Hyperaccreting Black Hole as Gamma-Ray Burst Central Engine. II. Temporal evolution of central engine parameters during Prompt and Afterglow Phases

TL;DR

This paper models the temporal evolution of central engine parameters in gamma-ray bursts using analytical solutions for neutrino annihilation and Blandford-Znajek mechanisms, explaining diverse GRB lightcurve features.

Contribution

It provides analytical solutions for the evolution of black hole central engine parameters during GRB prompt and afterglow phases, considering both jet launching mechanisms and their observational signatures.

Findings

BZ jets are more powerful and likely responsible for late-time activity.

Initially non-spinning black holes can launch thermal fireballs and later Poynting-flux jets.

Late-time accretion explains flares, bumps, and plateaus in GRB afterglows.

Abstract

A hyperaccreting stellar-mass black hole has been proposed as the candidate central engine of gamma-ray bursts (GRBs).
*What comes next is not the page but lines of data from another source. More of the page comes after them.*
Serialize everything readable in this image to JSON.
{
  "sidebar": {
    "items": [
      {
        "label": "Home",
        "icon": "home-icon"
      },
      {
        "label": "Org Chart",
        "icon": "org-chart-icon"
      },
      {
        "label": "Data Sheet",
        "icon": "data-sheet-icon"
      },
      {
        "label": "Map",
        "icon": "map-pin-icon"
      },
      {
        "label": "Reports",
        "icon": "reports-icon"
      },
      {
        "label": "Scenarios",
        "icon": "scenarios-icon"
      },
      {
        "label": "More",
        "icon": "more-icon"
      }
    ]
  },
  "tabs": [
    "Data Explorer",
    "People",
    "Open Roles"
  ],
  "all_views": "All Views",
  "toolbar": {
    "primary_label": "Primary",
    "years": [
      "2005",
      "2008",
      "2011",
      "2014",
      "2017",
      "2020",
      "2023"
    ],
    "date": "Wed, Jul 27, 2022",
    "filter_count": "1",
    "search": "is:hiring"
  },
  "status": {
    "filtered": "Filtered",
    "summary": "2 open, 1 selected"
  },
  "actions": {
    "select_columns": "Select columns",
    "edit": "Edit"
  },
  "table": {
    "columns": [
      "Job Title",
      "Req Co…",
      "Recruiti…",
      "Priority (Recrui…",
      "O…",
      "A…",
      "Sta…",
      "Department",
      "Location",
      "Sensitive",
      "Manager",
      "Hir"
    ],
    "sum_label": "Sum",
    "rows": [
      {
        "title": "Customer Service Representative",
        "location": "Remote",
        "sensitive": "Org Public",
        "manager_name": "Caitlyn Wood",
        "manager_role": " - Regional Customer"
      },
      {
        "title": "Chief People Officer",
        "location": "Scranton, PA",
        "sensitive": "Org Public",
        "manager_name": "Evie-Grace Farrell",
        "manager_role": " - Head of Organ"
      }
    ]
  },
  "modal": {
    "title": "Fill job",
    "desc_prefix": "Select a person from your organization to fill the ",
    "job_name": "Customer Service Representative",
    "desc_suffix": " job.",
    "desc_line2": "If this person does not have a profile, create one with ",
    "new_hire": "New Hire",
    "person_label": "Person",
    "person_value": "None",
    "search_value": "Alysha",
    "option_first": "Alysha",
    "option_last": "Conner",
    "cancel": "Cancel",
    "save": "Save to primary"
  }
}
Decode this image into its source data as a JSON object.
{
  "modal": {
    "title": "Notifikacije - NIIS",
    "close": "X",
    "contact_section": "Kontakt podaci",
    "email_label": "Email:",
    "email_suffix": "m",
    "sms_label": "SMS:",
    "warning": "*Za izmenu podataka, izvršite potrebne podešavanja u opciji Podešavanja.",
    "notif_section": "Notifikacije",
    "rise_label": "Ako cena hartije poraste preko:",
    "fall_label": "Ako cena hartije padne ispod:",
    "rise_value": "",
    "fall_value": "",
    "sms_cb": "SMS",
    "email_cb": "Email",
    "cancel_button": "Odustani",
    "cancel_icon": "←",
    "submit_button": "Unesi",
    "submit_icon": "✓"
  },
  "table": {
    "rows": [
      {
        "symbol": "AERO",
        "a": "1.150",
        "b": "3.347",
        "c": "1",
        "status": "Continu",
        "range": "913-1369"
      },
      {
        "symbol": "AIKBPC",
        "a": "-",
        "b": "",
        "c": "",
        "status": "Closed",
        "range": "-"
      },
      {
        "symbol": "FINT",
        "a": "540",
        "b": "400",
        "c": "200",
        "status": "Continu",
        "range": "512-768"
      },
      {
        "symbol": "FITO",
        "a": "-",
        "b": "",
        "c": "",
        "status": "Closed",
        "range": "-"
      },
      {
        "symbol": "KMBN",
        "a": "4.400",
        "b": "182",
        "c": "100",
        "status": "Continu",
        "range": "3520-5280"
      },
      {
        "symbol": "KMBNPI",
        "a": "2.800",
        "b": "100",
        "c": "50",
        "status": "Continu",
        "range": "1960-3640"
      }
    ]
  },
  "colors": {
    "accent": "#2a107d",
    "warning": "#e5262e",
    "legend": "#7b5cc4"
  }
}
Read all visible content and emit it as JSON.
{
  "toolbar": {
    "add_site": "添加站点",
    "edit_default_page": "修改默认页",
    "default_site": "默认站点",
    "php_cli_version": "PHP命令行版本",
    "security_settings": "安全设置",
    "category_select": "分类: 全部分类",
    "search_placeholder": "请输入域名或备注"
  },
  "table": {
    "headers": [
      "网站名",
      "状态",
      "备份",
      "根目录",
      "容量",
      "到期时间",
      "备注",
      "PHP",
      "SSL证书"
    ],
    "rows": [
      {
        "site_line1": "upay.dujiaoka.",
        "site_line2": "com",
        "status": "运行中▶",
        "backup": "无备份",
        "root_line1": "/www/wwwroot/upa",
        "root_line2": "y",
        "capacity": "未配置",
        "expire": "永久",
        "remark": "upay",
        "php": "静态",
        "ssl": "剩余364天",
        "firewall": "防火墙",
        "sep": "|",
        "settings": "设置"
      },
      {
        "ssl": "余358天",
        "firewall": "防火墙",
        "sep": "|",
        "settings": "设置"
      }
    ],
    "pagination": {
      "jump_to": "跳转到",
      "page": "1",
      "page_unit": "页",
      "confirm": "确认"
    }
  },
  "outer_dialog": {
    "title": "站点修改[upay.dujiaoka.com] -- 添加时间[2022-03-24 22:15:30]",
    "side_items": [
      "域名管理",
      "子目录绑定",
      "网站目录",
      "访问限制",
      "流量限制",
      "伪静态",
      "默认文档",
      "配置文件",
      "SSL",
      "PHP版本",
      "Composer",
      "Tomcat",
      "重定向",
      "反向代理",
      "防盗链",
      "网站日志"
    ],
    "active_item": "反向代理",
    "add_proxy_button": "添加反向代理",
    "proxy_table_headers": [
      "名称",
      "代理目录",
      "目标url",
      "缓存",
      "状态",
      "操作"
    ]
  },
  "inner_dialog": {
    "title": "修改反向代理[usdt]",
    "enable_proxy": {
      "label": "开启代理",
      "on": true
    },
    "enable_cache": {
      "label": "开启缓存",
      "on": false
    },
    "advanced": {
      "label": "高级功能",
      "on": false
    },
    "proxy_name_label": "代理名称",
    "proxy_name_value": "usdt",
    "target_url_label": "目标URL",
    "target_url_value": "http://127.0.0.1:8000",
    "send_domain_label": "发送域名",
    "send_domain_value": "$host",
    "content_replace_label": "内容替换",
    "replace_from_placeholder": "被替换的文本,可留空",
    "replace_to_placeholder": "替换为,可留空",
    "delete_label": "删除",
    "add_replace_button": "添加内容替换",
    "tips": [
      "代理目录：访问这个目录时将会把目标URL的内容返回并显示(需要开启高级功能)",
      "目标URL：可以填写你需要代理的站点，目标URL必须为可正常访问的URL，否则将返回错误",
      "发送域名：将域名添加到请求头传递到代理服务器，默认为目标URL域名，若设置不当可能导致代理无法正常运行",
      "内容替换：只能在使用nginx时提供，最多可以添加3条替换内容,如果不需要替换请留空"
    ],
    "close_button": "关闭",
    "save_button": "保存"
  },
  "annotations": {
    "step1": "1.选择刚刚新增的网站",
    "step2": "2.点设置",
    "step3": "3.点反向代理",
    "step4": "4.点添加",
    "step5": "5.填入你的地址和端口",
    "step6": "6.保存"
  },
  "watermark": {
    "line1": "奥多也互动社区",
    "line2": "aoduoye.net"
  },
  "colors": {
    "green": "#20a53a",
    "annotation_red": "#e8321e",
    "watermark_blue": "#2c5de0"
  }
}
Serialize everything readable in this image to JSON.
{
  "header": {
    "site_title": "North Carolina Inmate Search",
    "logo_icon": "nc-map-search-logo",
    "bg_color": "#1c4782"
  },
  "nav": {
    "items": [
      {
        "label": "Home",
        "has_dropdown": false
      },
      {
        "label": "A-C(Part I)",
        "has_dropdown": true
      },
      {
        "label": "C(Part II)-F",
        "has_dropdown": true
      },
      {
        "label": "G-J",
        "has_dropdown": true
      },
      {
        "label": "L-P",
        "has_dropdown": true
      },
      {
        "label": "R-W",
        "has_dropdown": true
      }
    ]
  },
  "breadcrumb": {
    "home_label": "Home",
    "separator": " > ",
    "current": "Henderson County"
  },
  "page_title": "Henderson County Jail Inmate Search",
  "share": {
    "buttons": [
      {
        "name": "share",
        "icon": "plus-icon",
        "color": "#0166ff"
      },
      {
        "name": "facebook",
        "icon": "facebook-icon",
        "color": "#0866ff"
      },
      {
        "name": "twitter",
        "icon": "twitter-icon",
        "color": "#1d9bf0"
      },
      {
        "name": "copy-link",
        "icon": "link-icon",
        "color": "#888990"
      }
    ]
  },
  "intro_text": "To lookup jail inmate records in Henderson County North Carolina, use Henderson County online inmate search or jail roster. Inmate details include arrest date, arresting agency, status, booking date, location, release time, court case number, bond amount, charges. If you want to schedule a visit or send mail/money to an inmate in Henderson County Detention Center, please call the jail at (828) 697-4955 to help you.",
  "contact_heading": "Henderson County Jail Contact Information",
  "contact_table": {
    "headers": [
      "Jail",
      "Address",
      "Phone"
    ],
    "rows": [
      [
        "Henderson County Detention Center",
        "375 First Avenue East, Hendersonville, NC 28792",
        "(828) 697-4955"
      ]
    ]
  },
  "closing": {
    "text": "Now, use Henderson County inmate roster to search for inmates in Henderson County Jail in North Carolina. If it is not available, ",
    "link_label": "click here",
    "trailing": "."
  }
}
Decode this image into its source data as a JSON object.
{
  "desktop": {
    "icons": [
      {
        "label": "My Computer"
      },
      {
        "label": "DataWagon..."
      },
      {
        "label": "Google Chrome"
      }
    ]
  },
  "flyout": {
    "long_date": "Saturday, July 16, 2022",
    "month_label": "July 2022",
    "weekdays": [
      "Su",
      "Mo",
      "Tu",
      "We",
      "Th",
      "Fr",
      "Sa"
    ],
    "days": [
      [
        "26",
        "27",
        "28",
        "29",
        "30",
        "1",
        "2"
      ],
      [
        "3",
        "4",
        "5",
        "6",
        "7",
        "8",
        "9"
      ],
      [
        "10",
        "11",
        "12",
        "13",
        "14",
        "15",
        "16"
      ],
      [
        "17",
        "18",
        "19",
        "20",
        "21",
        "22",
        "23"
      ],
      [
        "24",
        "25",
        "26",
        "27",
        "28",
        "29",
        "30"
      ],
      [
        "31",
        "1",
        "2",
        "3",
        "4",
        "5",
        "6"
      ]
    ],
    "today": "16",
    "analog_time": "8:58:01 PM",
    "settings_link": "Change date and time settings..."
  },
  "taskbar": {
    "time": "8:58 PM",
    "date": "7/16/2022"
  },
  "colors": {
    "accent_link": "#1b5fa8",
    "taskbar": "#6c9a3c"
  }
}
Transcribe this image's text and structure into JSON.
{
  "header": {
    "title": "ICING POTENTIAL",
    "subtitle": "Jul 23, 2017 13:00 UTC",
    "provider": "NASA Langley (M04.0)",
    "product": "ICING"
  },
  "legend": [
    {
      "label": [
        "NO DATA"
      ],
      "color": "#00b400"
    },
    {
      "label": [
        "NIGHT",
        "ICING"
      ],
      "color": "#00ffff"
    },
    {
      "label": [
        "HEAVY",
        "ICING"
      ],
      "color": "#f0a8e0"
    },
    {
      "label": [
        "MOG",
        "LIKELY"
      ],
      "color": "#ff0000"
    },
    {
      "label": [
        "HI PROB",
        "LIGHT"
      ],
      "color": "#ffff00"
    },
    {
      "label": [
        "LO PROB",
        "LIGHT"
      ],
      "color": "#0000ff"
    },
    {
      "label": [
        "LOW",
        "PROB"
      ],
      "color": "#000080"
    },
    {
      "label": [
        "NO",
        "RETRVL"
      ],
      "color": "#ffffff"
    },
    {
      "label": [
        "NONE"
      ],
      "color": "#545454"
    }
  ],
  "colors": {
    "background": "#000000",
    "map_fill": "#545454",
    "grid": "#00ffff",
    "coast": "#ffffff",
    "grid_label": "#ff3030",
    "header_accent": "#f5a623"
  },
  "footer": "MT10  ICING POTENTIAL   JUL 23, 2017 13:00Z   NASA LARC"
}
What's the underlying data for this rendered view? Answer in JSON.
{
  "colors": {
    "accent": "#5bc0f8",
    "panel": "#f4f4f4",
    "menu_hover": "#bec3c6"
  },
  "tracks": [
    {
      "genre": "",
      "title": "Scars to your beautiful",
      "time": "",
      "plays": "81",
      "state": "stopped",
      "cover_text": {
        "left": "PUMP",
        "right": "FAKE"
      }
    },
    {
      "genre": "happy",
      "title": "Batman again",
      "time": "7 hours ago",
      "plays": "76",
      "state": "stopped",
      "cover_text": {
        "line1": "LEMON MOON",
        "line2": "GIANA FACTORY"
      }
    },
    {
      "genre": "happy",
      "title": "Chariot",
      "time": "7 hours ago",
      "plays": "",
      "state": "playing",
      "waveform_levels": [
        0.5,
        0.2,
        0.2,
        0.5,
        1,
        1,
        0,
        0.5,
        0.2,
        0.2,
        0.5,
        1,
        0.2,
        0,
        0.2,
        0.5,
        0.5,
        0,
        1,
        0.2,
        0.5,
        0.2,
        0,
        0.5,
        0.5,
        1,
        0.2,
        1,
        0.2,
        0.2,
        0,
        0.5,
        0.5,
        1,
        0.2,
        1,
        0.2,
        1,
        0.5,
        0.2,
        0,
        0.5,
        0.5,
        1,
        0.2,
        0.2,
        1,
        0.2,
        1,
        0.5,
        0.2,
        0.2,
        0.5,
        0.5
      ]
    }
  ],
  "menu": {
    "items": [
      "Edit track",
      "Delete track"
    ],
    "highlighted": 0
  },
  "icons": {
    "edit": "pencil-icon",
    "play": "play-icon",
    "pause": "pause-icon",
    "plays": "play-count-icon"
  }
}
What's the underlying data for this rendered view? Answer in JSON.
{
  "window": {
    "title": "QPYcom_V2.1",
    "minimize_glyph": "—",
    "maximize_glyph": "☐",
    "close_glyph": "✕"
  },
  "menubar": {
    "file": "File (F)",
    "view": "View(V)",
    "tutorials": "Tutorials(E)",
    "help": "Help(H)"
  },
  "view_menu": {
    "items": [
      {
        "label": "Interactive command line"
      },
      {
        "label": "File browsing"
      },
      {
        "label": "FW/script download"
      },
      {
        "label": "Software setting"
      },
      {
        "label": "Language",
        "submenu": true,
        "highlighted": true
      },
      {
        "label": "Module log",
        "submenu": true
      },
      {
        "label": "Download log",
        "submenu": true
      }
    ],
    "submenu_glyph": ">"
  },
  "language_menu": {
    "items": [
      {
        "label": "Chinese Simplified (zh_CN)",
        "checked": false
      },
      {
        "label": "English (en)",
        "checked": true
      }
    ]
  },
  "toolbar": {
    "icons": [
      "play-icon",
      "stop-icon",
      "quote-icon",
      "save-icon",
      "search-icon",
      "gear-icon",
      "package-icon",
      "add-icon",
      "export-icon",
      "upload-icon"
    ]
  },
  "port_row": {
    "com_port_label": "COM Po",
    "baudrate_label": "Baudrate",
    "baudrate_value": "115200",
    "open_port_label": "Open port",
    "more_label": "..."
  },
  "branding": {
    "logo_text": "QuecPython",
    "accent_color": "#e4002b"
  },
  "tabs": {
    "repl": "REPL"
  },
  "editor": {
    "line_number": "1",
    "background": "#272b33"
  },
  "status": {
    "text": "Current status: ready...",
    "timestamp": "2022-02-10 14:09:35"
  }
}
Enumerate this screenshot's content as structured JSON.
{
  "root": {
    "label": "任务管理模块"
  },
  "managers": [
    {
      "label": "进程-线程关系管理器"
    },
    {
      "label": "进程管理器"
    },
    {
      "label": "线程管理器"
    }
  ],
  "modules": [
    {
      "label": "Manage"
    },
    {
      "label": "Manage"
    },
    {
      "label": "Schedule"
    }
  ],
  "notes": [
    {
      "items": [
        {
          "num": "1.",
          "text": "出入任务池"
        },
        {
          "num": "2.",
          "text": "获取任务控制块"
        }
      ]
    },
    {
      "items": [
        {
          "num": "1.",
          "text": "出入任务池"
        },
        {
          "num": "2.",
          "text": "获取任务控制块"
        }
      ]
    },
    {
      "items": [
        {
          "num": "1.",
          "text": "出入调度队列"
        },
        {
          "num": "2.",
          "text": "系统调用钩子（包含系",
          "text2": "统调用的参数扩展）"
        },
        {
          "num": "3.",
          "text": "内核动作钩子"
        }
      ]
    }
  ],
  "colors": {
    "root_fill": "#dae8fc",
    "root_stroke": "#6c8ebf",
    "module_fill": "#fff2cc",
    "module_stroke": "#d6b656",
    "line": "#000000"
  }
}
The rich observations of GRBs by \textit{Fermi} and \textit{Swift} make it possible to constrain the central engine model by comparing the model predications against data. This paper is dedicated to studying the temporal evolution of central engine parameters for both prompt emission and afterglow phases. We consider two jet launching mechanisms, i.e., $\nu\bar{\nu}$ annihilations and the Blandford-Znajek (BZ) processe, and obtain analytical solutions to these two models. We then investigate the black hole central engine parameters, such as the jet power, the dimensionless entropy $\eta$, and the central engine parameter $\mu_0=\eta (1+\sigma_0)$ (where $\sigma_0$ is the initial magnetization of the engine) at the base of the jet. The black hole may be spun up by accretion, or spun down by the BZ process, leaving imprints in GRB lightcurves. Usually, a BZ jet is more powerful and is likely responsible for the late time central engine activities. However, an initially non-spinning black hole central engine may first launch a thermal "fireball" via neutrino annihilations, and then launch a Poynting-flux-dominated jet via the BZ process. Multiple flares, giant bumps, and plateaus in GRB afterglows can be well produced as the result of late time accretion onto the black hole.